August 31, 2018•688 words
A professor at NYU has provided empirical evidence that passive investing beats active. He also explains why this is. Any avid reader of financial literature already have heard these arguments, however, professor Damodaran's video presentation and blog post is an easy read for anyone that does not have a thorough financial background. Damodaran breaks his argument into four sections.
1. Active managers cannot collectively beat the market
This is just pure math, as proved by Sharpe in 1991. Some active managers must have returns higher the market, and some must have returns lower than the market. As a collective, they will have a return equal to the market. After including fees, however, the sum of all active investors will be beaten by the market due to trading costs.
2. Sub-groups of active investors do not beat their index
Active managers investing in a certain style (e.g. large cap growth stocks or stocks with low PE or high dividend yield) do not beat their sub-index. This is logical since almost any style can be replicated with an index - at a lower cost than the active manager.
The empirical evidence on this is large enough that it is now considered a well known fact. As an example, here is an excerpt from the abstract of Jensen's influential 1967 paper:
The evidence on mutual fund performance indicates not only that these 115 mutual funds were on average not able to predict security prices well enough to outperform a buy-the-marketand-hold policy, but also that there is very little evidence that any individual fund was able to do significantly better than that which we expected from mere random chance.
3. Top performers do not stay top performers
The last argument for active investing is that whilst the two previous arguments are true, there exists people who can make the right judgement call and beat the market consistently. Data suggests the opposite. By ranking the portfolio managers by quarter in one period, and then studying how they performed in the following periods (a so called transition matrix) we can draw the conclusion that the top performers do not stay top performers.
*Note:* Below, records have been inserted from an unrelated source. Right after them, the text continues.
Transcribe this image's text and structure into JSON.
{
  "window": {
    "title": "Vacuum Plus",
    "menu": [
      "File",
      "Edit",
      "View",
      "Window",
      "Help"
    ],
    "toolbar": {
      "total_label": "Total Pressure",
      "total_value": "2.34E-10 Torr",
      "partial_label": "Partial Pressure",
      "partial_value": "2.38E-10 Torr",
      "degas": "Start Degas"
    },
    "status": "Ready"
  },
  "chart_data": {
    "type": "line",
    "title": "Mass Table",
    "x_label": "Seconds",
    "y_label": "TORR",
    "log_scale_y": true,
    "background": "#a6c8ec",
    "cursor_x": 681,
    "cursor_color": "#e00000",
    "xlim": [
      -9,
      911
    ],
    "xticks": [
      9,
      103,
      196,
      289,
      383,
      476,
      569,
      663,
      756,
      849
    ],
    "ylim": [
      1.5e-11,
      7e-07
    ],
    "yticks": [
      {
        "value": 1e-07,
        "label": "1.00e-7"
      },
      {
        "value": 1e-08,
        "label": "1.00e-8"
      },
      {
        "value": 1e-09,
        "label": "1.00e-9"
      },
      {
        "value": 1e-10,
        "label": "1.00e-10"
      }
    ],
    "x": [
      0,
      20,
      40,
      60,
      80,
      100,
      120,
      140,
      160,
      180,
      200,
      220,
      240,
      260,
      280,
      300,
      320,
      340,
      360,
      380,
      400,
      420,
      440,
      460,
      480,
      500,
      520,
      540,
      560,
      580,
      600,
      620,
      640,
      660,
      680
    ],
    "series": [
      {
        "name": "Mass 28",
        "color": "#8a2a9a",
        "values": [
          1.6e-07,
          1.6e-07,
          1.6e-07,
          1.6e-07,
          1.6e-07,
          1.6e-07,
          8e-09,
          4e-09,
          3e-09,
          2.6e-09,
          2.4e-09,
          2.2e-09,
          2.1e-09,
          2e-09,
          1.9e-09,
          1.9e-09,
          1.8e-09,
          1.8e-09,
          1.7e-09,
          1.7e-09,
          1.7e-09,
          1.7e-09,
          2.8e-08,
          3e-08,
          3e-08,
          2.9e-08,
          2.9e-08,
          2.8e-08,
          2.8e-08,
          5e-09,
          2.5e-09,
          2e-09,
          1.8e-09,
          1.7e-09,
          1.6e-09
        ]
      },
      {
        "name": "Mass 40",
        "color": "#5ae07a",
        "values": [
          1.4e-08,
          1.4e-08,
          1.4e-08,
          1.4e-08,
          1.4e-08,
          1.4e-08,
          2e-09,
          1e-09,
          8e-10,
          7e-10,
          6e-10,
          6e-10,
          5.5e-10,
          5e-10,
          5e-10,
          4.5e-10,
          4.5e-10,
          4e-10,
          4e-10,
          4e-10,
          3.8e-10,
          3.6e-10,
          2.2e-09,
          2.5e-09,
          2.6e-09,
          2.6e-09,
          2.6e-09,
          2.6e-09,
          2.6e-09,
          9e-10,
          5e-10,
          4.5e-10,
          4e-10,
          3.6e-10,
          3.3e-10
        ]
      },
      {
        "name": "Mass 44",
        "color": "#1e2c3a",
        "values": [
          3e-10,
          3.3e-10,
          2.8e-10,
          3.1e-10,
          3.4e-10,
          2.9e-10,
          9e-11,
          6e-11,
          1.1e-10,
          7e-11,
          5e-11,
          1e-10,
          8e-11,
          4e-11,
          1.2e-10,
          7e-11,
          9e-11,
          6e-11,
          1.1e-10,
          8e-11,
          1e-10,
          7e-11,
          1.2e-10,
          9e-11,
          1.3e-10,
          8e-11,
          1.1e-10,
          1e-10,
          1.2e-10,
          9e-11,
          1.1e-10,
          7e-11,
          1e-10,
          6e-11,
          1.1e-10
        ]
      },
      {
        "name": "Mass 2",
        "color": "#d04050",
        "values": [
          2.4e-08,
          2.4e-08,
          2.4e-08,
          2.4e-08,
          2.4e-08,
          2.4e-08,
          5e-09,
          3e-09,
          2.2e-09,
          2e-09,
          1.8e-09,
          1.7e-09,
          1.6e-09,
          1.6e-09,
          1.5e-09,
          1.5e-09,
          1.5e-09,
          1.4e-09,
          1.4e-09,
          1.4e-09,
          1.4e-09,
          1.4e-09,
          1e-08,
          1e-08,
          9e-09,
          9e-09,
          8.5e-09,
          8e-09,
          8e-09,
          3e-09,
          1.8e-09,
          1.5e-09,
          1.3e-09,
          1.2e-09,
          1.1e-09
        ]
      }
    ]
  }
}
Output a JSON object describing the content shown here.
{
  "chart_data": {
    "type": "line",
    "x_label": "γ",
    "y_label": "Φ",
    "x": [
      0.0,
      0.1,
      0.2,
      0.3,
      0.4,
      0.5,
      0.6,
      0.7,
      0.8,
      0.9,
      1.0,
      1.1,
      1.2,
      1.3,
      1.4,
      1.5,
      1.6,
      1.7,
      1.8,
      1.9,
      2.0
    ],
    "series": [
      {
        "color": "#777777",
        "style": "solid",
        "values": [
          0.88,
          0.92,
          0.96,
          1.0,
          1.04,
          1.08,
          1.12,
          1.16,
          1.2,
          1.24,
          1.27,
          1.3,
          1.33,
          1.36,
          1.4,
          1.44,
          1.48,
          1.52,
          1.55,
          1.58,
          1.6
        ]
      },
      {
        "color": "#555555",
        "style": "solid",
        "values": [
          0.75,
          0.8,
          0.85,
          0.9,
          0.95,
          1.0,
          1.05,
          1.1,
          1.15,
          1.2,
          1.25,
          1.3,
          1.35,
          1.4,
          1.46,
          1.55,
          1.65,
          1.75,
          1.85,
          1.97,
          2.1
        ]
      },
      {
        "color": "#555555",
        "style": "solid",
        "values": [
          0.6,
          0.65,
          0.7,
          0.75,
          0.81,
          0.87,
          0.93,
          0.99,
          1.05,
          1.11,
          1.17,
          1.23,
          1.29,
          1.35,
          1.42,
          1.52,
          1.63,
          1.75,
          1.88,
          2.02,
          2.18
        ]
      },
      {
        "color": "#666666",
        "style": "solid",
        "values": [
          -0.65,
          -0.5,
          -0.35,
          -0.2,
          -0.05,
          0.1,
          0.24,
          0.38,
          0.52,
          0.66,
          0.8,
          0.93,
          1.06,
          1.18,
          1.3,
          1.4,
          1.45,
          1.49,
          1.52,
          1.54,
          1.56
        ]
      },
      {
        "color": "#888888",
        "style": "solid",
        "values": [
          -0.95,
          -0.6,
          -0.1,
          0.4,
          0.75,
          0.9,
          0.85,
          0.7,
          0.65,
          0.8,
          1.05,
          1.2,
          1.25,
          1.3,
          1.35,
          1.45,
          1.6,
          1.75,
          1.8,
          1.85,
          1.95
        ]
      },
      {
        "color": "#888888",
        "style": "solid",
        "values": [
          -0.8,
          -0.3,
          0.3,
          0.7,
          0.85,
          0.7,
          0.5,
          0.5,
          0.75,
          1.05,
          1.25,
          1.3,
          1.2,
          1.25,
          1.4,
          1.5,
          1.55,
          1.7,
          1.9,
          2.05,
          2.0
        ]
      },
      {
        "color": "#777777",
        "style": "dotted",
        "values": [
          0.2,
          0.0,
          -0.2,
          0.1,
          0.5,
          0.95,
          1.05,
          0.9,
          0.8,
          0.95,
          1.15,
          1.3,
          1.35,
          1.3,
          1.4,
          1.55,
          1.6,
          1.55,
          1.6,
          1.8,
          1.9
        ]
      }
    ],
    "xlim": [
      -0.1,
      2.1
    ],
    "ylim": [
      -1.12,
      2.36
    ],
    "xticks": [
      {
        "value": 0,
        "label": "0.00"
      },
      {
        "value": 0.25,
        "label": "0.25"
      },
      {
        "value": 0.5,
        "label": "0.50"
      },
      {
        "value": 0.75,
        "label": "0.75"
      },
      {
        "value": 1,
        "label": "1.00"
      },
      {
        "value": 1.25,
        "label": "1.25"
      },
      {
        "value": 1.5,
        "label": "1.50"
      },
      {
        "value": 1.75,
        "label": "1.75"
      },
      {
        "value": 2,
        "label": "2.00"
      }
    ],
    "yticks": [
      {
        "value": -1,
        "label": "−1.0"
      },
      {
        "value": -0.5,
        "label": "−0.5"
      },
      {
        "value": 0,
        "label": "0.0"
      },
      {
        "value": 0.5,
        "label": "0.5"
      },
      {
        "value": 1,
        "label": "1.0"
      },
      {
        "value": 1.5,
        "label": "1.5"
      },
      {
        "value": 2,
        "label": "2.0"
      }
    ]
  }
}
Moreover, a simple graphic from Morningstar suggests the superstar fund managers quickly came down to earth during the years after being named as a top performer. This is logical, since risk taking can give extreme returns - sometimes extremely positive and sometimes extremely negative.
Damodaran's arguments are inline with those made by Fama in his 1961 paper "Efficient capital markets" where Fama writes
... for individual funds, returns with performance above the norm in one subperiod do not seem to be associated with performance above the norm in other subperiods.
4. What about outliers like Warren Buffet?
Pulling out this outlier argument is a sign of weakness and desperation - the activist already lost the debate. It is impossible to tease out skill from luck in such rare cases like these.
It must be the case that some fund managers outperform the market - a few outliers a posterio are to be expected. This does not imply there are trading strategies that a prioir are profitable. Fama makes a point about this in his paper as well, where he writes "the number of funds with large positive deviations of returns from the market line of Figure 2 is less than the number that would be expected by chance", which is an academic way of saying they were lucky.
Damodaran sums up his article with the following sentence:
The performance of active money managers provides the best evidence yet that indexing may be the best strategy for many investors.
He also makes a closing remark on the industry as a whole:
... active investing, as structured today, is an awful business, with little to show for all the resources that are poured into it. In fact, given how much value is destroyed in this business, the surprise is not that passive investing has encroached on its territory but that active investing stays standing as a viable business.